Zeigen Sie ihnen Ihr strahlendes Weiß, nicken Sie und tun Sie so, als würden Sie ihre Weisheit in die Tiefen Ihres Herzens tragen. Dann, ein paar Minuten später, kämpfte Resting Bitch Face um den Sieg.

2. „Möchten Sie sie einen Tag lang einnehmen?“

Ich präsentiere dies mit einem gesunden Sinn für Humor. Aber die Wahrheit ist mir nicht entgangen: Niemand kann wirklich wissen, wie man sein Kind erzieht, es sei denn, er hat es jeden Tag rund um die Uhr erzogen. Fall abgeschlossen.

3. Wechseln Sie den Betreff.

Sogar die aktuellen politischen Kampagnen wären ein willkommeneres Thema als der Versuch, meiner verrückten Tante zu erklären, warum mein 3-Jähriger noch nicht aufs Töpfchen geht.

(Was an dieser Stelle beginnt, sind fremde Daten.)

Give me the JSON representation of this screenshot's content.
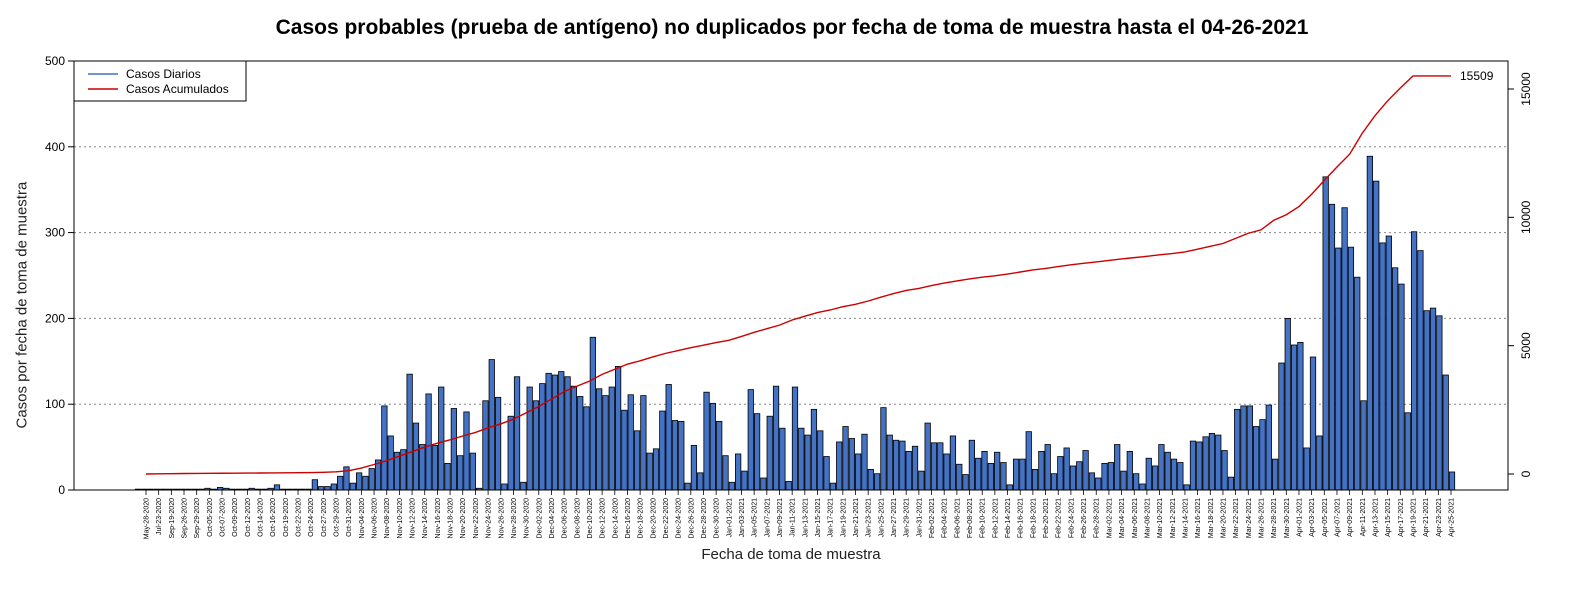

4. „Wow, so habe ich das nie gesehen.“

Oder: „Oh mein Gott, du hast mich wirklich aufgeklärt. Ich hätte nie gedacht, dass ich meinem Kind nur fünf Minuten eine Auszeit gönnen müsste und es dann für den Rest der Ewigkeit jeden Tag genau das tun würde, was ich sage.“

5. Spielen Sie die Karte „Na ja, alle Kinder sind anders“ aus.

„Ich bin so froh, dass der kleine Johnny keine Probleme hatte, sein Gemüse zu essen, nachdem Sie es in Form eines Clowngesichts arrangiert hatten. Es ist schade, dass mein Kind das Clowngesicht durch den Raum geworfen hat und dann nie wieder Brokkoli, Karotten oder rote Paprika angerührt hat.“

6. „Mein Arzt empfiehlt uns, es so zu machen.“

Das gefällt mir, weil Sie jetzt eine Autoritätsperson haben, die die Leute normalerweise respektieren und der sie glauben. Natürlich muss es nicht wirklich wahr sein, dass Ihr Arzt es gesagt hat, aber es bringt die Leute normalerweise zum Schweigen.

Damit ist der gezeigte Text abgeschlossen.